Monday, October 31, 2016

Sidebar: The Fire Drill Test

As I young child I'd always worried about my house catching on fire. We never had one (thankfully), but for some reason I felt the need to be prepared in case there was one. I'd spend a lot of time thinking about how I'd escape from my second-story bedroom window. But I'd also spend a lot of time trying to figure out how I would get my cat to safety and then my stuff (mostly stuffed animals).

As an adult I continued to wonder what to do in the event of fire - our apartments frequently had fire safety drills so it was often top of mind. And I would mentally run through a fire drill just to see what I would save, if I could save anything.

Not surprisingly, over the years, it varied little.
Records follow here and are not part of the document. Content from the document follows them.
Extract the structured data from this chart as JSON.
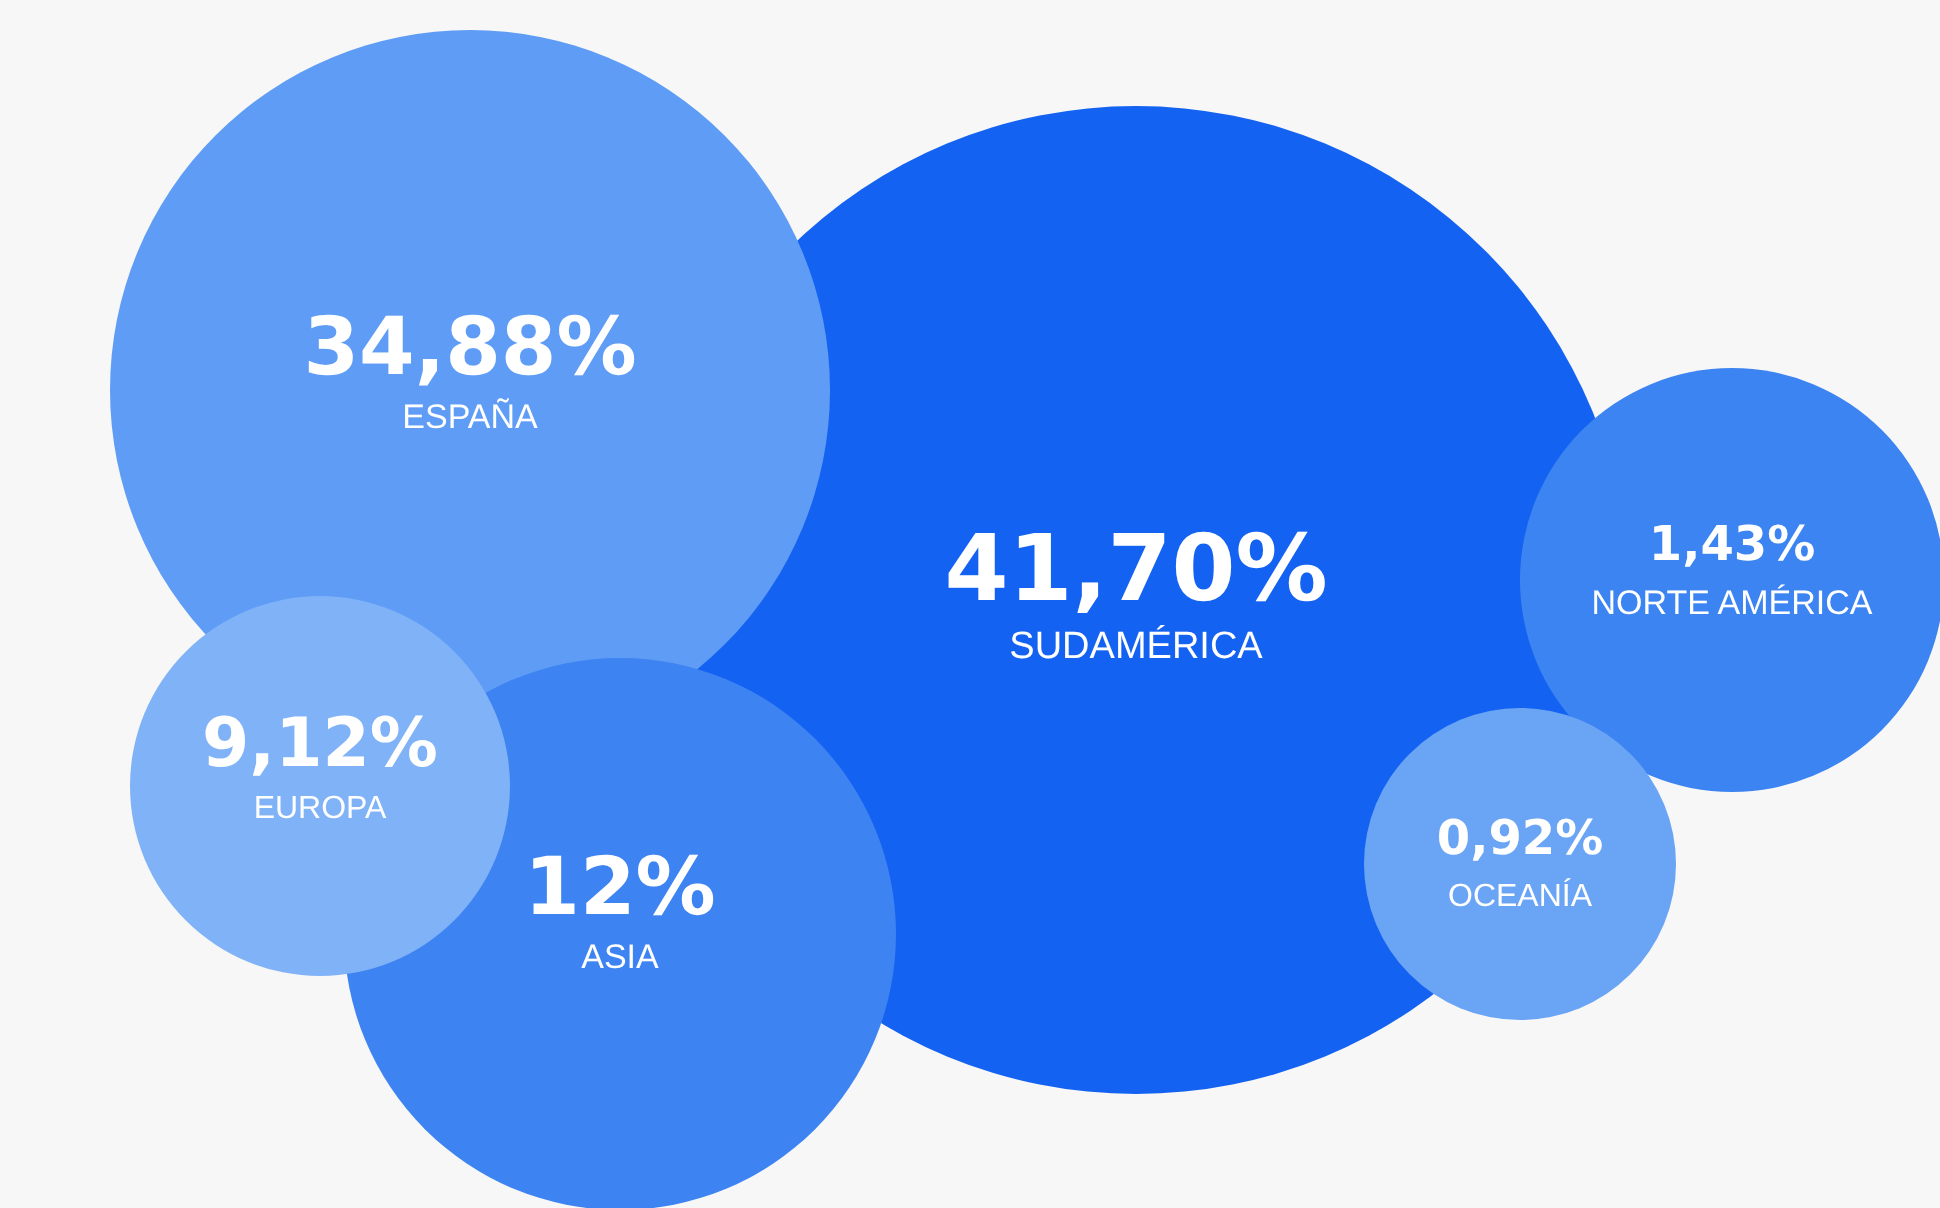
{
  "chart_data": {
    "type": "other",
    "categories": [
      "SUDAMÉRICA",
      "ESPAÑA",
      "ASIA",
      "EUROPA",
      "NORTE AMÉRICA",
      "OCEANÍA"
    ],
    "values": [
      41.7,
      34.88,
      12,
      9.12,
      1.43,
      0.92
    ],
    "value_labels": [
      "41,70%",
      "34,88%",
      "12%",
      "9,12%",
      "1,43%",
      "0,92%"
    ],
    "colors": [
      "#1462f2",
      "#5f9cf5",
      "#3d83f2",
      "#80b2f7",
      "#3c84f2",
      "#6aa4f5"
    ]
  }
}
In order of importance and in the order I would "save" it, here is what I would take:
  1. My guy (assuming he was incapable of saving himself) and my pets - I refuse to move any living being I'm responsible for down to #2 on the list.
  2. My loved ones' ashes.
  3. My computer + portable hard drive - it has all my photos and home videos on it. (Yes, I digitized most everything.)
  4. My wallet - identification, bank card, credit cards, cash are hugely important items.
  5. My keys - to either return home or to get into my car.
  6. My phone - to call loved ones to assure them I'm okay and to let them know what happened.
Of course if I had more than a minute, I would stack my furniture dolly with my 3 bins of photo albums and scrapbooks and keepsakes/mementos. And maybe grab my Kindle.

Everything that has real value to me that is non-living I could fit in a small backpack. Everything is in easy reach should I have to vacate quickly.

While I may need other things to live comfortably - clothing, bedding, toiletries, some furniture and electronics - they are all replaceable.

And while I might feel a financial loss at their absence, or be annoyed that I had to buy them again, I wouldn't miss them. Not really.

Which is why this is a test that I need to "run" often, especially when I am feeling particularly forgetful.